No He doesn’t. And yet, our body parts are misused or not used at all. Think of laziness, gluttony, drunkenness, not to mention the defiant or disappointed or bored looks we so often have on our faces. This is our present state.

But not our future! One day our bodies will be so full of God’s Spirit that every part and organ will be used fully and only for what God designed it to do. This is the spiritual body that is reserved till last.

IMMORTAL

The Puritan ends the chapter with a word that is very dear to every believer: immortal.

“They shall be immortal. Here our bodies are subject to mortality and corruption. No sooner does a man begin to live than he begins to die. Death every hour lies at the door.

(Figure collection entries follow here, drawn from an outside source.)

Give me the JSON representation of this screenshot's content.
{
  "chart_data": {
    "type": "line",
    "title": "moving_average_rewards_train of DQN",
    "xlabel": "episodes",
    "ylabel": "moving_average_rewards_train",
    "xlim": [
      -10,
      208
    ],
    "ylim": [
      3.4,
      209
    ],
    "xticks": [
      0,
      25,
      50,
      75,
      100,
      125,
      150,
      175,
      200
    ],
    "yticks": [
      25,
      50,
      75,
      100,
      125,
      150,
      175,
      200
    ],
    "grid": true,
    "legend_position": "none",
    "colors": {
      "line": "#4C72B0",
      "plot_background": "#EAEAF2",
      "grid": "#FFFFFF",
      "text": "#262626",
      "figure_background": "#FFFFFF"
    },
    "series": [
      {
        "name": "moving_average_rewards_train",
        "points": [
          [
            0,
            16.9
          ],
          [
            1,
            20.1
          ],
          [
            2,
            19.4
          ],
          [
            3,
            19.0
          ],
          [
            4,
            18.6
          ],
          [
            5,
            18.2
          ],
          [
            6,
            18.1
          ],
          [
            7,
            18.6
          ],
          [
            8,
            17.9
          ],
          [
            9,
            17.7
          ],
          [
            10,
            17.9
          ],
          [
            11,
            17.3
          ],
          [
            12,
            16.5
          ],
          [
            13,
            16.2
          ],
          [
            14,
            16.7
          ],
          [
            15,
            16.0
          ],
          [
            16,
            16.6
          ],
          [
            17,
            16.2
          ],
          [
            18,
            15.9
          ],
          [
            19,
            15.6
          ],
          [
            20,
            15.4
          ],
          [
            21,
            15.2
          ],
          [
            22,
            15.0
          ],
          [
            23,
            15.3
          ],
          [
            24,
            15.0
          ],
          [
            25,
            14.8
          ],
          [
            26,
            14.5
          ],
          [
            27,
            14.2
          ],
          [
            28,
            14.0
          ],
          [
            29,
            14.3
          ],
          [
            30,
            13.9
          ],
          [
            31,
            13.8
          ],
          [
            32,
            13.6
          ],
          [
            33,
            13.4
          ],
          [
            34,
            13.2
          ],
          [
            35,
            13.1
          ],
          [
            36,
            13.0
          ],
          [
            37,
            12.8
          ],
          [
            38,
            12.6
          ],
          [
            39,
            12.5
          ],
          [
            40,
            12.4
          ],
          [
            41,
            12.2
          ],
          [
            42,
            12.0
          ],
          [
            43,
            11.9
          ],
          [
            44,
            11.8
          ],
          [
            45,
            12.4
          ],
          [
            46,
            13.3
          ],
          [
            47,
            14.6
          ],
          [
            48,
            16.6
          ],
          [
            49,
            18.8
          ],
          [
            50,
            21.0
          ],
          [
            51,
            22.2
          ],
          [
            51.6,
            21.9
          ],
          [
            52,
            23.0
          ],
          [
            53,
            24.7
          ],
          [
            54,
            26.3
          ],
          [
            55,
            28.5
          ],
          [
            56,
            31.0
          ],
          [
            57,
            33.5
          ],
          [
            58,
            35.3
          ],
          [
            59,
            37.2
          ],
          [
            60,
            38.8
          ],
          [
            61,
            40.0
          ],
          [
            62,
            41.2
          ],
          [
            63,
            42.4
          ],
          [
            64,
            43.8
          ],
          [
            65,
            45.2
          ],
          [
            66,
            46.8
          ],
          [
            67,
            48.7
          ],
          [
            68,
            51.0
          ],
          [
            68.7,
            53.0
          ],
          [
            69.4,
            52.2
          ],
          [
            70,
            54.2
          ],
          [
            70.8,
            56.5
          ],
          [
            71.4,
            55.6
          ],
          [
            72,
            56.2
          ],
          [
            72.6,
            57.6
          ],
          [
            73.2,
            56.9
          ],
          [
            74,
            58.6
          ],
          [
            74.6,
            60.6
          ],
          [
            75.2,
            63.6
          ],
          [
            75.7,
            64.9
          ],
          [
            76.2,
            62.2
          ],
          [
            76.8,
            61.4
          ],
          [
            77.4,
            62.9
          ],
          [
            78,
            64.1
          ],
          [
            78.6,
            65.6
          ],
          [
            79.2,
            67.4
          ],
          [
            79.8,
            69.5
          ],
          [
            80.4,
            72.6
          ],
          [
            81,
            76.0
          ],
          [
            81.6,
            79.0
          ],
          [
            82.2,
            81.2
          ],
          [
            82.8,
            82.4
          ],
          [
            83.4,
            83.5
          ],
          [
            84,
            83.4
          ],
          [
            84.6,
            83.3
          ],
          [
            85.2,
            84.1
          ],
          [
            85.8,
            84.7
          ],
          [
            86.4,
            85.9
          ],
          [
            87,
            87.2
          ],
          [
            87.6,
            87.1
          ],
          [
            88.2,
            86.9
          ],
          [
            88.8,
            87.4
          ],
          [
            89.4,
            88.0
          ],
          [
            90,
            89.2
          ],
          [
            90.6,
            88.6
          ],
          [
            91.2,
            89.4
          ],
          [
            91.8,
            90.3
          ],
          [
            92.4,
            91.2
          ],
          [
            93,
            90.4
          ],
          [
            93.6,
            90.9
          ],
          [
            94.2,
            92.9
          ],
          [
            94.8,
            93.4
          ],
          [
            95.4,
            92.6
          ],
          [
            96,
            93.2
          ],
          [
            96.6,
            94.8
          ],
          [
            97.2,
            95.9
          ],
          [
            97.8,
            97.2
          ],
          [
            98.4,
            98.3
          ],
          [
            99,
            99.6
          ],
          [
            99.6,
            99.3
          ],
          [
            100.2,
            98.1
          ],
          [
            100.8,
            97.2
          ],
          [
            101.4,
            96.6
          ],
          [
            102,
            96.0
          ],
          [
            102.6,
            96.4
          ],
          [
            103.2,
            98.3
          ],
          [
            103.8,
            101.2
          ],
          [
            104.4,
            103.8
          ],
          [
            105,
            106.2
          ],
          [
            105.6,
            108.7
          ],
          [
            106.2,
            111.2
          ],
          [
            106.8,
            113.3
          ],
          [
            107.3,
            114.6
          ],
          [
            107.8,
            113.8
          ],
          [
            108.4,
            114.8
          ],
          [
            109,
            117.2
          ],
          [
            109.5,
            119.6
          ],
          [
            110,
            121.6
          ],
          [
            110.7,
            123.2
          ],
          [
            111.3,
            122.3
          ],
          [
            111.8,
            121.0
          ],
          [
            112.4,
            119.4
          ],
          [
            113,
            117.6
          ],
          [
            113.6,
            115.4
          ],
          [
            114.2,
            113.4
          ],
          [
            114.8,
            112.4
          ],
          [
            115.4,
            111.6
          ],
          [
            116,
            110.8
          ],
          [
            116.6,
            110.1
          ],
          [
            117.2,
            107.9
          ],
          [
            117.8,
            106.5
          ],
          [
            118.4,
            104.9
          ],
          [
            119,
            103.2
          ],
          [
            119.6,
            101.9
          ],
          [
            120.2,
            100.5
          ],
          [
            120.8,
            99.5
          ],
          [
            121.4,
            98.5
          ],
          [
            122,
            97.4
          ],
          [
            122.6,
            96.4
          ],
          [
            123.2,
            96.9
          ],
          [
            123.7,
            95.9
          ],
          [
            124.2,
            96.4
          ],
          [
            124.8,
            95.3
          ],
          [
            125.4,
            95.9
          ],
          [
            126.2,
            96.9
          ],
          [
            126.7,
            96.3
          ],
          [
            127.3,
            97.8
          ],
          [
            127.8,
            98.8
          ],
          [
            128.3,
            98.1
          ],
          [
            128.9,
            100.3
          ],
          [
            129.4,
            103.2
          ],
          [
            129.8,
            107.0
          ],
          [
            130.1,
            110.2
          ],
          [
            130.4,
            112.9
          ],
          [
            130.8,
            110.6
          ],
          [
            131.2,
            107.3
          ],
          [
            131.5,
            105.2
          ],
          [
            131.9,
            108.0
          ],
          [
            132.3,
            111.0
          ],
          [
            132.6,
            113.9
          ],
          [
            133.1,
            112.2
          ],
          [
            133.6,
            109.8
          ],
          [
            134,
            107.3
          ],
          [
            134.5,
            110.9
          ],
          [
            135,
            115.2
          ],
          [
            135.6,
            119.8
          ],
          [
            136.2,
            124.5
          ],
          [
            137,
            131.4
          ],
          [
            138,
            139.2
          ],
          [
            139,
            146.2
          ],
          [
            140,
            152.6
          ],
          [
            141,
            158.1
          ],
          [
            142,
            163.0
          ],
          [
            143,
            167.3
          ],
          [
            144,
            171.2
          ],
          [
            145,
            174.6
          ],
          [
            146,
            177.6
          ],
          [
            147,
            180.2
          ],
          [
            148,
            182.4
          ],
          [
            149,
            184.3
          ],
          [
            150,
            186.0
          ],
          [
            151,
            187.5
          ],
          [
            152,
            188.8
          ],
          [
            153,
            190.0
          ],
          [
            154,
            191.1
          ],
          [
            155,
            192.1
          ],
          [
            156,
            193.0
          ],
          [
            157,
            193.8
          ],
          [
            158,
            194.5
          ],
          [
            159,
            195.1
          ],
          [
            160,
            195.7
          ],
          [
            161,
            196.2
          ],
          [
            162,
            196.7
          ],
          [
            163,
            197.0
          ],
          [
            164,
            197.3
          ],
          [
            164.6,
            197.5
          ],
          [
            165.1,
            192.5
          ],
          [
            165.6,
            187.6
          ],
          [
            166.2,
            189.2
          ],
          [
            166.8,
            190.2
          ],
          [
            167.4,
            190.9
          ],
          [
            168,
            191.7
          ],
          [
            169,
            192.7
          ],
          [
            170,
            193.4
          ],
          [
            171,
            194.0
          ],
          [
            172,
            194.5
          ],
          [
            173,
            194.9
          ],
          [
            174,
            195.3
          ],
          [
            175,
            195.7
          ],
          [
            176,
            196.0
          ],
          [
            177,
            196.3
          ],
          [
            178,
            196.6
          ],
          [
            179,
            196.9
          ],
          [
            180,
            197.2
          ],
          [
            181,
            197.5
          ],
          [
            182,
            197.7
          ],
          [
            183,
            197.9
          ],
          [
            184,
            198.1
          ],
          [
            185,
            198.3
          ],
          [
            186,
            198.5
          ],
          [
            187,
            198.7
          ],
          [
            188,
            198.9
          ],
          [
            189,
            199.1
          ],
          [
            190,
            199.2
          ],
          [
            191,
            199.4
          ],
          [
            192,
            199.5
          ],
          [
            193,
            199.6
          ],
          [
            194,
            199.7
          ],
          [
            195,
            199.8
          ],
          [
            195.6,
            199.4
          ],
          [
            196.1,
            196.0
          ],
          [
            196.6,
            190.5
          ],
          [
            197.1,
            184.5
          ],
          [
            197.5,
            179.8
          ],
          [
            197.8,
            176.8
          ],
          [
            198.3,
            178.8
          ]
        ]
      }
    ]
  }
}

But in heaven we shall be immortal--`Neither can they die any more for they are equal to angels’. By the power, presence, and goodness of God our bodies will be so embalmed and perfumed that they shall never corrupt or be subject to mortality”.

Immortal means not capable of dying. Adam and Eve were immortal before they sinned; not only wouldn’t they die, they couldn’t die—it was an impossibility. Had they been hurt (which I think is possible), their powers of recovery were so great that the wound would have healed immediately. Had Adam cut off his hand with an axe, I suppose a new one would have grown right back! This is speculation—I know, I know.

But when they sinned, they became subject to death. Their bodies started dying with the Apple in their mouths. And though they lived unnaturally long lives (by our standards), they both died. As all others do.

But death is on the other side of heaven—it’s been passed and we’ll never loop around to it again. It is the last enemy to whom Christ has already dealt a mortal blow. One day, death will be dead. Good and dead. Forever. As he lay on his sick bed, from which he thought he would never rise, John Donne wrote greatest poem.

Death be not proud, though some have called thee

Mighty and dreadful, for thou art not so;

For those whom thou think’st thou dost overthrow

Die not, poor death, nor yet canst thou kill me…

One short sleep past, we wake eternally,

And death shall be no more; death, thou shalt die.

Brooks had named seven great things the Lord has for us when we die. And a glorified body is not the least of them! This is your heritage. Because God loves you.